Folate is a very important nutrient for preventing neural tube defects. Folic acid has been added pretty aggressively to a variety of processed foods such as breads and cereals. You'll see folic acid in many over the counter prenatal supplements, whereas your professional lines will use a different form of folate.
Due to genetic reasons, some people can have trouble converting a synthetic folic acid to usable folate. This can lead to accumulation of non-converted folic acid which can turn down natural killer cell activity, promote inflammation and more. Research has shown that approximately 45% of the population have some compromised ability to convert folic acid.
As an alternative, methyl tetra-hydro folate (or 5-MTHF) is generally well tolerated by most people, and for this reason I strongly recommend a high quality, practitioner-prescribed prenatal supplement for all women planning to become pregnant.
It's a good idea to work with a practitioner to find a suitable prenatal for you because other nutrients may need special attention too. For example, for vitamin B12 you need to choose the most suitable or preferable form from 3 different available forms. Finding the right one for you is important because you can have adverse effects from having the wrong one. If a prenatal says cobalamin on it, see a practitioner and get something better.
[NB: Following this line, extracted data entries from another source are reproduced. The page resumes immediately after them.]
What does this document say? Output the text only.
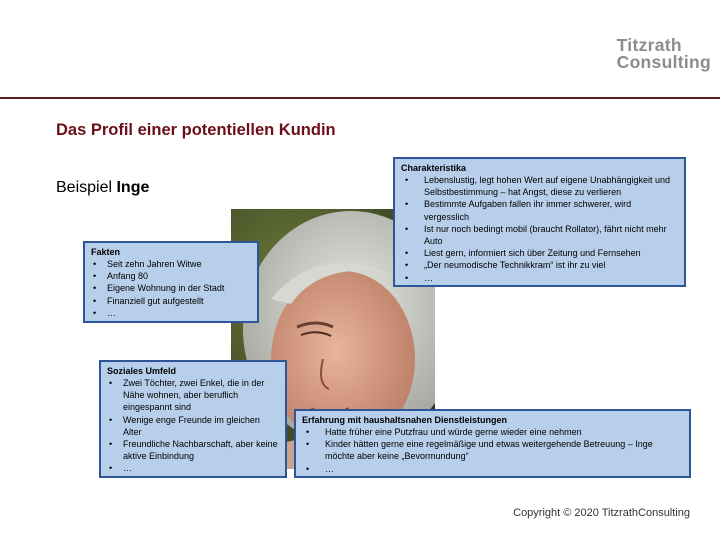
Titzrath
Consulting
Das Profil einer potentiellen Kundin
Beispiel Inge
Charakteristika
• Lebenslustig, legt hohen Wert auf eigene Unabhängigkeit und Selbstbestimmung – hat Angst, diese zu verlieren
• Bestimmte Aufgaben fallen ihr immer schwerer, wird vergesslich
• Ist nur noch bedingt mobil (braucht Rollator), fährt nicht mehr Auto
• Liest gern, informiert sich über Zeitung und Fernsehen
• „Der neumodische Technikkram“ ist ihr zu viel
• …
Fakten
• Seit zehn Jahren Witwe
• Anfang 80
• Eigene Wohnung in der Stadt
• Finanziell gut aufgestellt
• …
Soziales Umfeld
• Zwei Töchter, zwei Enkel, die in der Nähe wohnen, aber beruflich eingespannt sind
• Wenige enge Freunde im gleichen Alter
• Freundliche Nachbarschaft, aber keine aktive Einbindung
• …
Erfahrung mit haushaltsnahen Dienstleistungen
• Hatte früher eine Putzfrau und würde gerne wieder eine nehmen
• Kinder hätten gerne eine regelmäßige und etwas weitergehende Betreuung – Inge möchte aber keine „Bevormundung“
• …
Copyright © 2020 TitzrathConsulting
(1) Naish F & Roberts J (2000), The natural way to better babies, Milsons Point, Random House Australia.
(2) Chavarro JE, Rich-Edwards JW, Rosner B, Willett WC (2007), A prospective study of dairy foods intake and anovulatory infertility, Hum Reprod, 22(5):1340-7.
(3) Bodnar, Lisa M et al. “High prevalence of vitamin D insufficiency in black and white pregnant women residing in the northern United States and their neonates.” The Journal of Nutrition 137.2 (2007): 447-452.
(4) Dawodu, Adekunle, and Reginald C Tsang. “Maternal vitamin D status: effect on milk vitamin D content and vitamin D status of breastfeeding infants.” Advances in Nutrition: An International Review Journal 3.3 (2012): 353-361.
(5) Wei, Shu-Qin et al. “Maternal vitamin D status and adverse pregnancy outcomes: a systematic review and meta-analysis.” The Journal of Maternal-Fetal & Neonatal Medicine 26.9 (2013): 889- 899.
(6) Aghajafari, Fariba et al. “Association between maternal serum 25-hydroxyvitamin D level and pregnancy and neonatal outcomes: systematic review and meta-analysis of observational studies.”BMJ: British Medical Journal 346 (2013).